At an almost planetary scale, and for some years now – certainly ever since what was called ‘the Arab Spring’ – we are in a world awash with struggles, or, more precisely, with mass mobilisations and assemblies. I propose that the general conjuncture is marked, subjectively, by what I would term ‘movementism’, namely the widely shared conviction that significant popular assemblies will undoubtedly achieve a change in the situation. We see this from Hong Kong to Algiers, Iran to France, Egypt to California, Mali to Brazil, India to Poland, as well as in many other places and countries.

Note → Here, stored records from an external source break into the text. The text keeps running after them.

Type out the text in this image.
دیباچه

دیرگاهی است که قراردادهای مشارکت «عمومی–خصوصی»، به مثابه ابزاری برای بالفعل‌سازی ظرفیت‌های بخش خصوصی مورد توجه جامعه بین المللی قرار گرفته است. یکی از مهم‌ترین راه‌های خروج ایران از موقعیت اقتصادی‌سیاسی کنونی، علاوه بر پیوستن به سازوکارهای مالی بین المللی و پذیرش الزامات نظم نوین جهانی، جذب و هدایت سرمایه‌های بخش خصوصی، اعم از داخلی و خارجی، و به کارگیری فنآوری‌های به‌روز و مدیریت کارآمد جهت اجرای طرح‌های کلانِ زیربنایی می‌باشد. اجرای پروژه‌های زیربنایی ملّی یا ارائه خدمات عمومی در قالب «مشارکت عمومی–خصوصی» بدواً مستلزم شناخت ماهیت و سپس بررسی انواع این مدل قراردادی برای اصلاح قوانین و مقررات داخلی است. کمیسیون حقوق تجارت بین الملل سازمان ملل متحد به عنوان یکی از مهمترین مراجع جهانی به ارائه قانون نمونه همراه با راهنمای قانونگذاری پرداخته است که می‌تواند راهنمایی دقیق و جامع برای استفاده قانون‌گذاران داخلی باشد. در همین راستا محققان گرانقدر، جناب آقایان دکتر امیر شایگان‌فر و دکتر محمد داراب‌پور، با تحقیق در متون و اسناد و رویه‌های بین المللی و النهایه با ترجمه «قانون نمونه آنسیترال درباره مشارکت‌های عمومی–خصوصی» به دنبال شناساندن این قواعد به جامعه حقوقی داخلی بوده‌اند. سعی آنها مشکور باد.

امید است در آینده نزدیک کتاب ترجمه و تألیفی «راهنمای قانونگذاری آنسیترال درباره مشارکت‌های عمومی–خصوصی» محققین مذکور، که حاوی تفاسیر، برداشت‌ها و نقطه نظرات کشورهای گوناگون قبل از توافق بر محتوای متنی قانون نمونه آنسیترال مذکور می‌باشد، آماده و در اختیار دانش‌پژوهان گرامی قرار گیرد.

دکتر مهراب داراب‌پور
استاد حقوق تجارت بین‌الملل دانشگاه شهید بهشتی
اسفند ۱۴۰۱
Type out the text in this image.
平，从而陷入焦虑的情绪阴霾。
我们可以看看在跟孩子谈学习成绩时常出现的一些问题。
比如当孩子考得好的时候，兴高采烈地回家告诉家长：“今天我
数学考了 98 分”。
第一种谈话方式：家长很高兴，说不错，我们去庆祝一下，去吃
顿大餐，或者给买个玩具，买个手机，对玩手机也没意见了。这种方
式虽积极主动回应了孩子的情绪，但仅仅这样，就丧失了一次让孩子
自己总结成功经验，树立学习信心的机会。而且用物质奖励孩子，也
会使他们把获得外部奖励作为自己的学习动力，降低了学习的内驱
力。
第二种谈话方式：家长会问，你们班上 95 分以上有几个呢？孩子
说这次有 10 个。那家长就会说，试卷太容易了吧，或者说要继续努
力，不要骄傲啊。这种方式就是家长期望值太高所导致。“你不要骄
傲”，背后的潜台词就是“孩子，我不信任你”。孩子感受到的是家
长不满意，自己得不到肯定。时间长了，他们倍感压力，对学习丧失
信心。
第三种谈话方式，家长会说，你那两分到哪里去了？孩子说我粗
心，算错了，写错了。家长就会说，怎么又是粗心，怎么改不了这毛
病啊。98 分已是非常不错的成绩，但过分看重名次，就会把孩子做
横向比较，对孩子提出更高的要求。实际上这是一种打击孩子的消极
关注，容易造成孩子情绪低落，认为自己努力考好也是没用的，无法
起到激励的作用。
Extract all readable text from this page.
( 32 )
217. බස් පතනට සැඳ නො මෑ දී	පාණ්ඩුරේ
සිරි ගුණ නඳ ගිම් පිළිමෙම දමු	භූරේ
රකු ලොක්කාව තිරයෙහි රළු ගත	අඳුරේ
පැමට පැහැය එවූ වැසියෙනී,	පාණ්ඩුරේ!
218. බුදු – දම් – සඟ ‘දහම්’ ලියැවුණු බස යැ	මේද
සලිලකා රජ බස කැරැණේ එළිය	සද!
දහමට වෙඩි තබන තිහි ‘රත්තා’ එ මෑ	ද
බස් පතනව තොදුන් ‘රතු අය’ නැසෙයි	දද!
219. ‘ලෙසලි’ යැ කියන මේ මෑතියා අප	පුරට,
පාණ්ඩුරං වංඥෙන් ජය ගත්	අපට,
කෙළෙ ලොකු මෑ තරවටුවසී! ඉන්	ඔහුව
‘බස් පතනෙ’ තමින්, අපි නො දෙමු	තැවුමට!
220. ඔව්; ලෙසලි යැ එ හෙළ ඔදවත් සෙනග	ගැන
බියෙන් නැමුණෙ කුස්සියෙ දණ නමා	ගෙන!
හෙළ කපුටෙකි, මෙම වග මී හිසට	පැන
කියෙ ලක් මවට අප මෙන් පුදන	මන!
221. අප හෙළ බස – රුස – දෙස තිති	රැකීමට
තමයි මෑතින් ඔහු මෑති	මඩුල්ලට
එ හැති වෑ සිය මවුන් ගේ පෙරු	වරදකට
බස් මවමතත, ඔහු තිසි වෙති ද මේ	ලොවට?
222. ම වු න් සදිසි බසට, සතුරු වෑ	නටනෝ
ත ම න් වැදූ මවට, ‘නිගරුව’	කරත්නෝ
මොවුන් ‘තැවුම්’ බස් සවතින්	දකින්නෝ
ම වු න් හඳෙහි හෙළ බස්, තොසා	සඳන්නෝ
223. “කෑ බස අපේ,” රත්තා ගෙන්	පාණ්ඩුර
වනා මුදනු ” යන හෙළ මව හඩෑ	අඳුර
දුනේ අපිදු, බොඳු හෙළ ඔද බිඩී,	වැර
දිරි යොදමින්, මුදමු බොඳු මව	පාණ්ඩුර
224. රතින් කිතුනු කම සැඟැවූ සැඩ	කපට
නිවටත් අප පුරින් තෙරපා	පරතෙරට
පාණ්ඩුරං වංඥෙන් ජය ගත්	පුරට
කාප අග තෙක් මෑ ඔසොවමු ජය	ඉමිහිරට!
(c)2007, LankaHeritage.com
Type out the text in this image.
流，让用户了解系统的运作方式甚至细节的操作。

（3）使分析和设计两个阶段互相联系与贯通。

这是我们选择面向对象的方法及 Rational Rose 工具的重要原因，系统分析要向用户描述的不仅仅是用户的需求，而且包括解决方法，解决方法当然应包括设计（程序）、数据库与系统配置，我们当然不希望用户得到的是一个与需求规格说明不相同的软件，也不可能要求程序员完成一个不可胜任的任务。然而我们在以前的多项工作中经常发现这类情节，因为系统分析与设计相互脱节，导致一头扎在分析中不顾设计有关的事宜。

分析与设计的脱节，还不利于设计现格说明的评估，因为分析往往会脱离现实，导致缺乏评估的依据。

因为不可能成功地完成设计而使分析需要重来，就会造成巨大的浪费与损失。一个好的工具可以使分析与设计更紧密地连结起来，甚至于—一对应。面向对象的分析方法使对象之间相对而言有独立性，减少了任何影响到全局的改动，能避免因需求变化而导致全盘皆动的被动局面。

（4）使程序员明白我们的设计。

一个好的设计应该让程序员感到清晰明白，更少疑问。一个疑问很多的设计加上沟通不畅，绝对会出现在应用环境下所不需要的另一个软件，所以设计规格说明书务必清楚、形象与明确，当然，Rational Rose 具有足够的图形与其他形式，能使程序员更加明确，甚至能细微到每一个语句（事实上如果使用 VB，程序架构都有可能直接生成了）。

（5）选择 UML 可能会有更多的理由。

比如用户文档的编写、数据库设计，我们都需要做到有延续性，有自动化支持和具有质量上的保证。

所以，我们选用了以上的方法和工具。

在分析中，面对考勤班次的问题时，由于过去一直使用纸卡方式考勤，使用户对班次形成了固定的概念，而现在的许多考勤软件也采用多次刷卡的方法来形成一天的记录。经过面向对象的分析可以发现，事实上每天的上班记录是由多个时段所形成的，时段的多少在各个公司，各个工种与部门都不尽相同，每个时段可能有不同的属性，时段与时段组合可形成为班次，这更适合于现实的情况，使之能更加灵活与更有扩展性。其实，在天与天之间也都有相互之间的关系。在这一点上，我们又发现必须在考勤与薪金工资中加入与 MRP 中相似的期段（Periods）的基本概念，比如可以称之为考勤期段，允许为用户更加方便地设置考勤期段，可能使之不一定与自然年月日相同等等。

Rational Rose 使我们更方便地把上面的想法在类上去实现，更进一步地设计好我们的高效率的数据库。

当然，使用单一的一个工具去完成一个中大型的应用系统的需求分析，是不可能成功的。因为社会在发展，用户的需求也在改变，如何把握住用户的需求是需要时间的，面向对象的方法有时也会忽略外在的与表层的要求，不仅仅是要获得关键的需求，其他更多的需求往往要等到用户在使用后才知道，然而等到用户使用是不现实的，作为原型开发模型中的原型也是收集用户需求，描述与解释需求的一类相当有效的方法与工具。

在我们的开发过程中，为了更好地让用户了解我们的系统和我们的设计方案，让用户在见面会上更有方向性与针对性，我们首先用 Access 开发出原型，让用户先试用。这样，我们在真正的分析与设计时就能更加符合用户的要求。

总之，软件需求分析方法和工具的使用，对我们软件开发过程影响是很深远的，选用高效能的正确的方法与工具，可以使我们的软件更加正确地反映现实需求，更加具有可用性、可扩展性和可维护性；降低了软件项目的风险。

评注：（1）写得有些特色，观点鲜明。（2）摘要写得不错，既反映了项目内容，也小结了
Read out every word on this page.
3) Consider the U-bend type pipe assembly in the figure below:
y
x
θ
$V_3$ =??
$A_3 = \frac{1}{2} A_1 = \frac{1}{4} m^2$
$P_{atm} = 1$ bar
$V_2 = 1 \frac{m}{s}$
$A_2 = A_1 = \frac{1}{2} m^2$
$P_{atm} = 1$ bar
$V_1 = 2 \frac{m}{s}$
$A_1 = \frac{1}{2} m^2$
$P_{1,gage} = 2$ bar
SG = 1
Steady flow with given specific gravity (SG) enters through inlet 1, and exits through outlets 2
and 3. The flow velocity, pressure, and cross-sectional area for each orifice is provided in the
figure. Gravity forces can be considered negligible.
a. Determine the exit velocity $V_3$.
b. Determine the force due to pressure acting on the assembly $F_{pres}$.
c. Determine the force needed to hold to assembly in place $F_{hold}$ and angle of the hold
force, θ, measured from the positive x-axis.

All these movements, bar none, seem to possess three characteristics:
1. They are composite in their social origin, the pretext of their revolt, and their spontaneous political convictions. This polymorphous aspect also elucidates their number. They are not groupings of workers, or demonstrations of the student movement, or revolts of shopkeepers crushed by taxes, or feminist protests, or ecological prophecies, or regional and national dissidences, or marches by what are termed migrants and I call nomadic proletarians. It’s a little bit of all of these, under the purely tactical rule of a dominant tendency, or several, depending on the place and circumstances.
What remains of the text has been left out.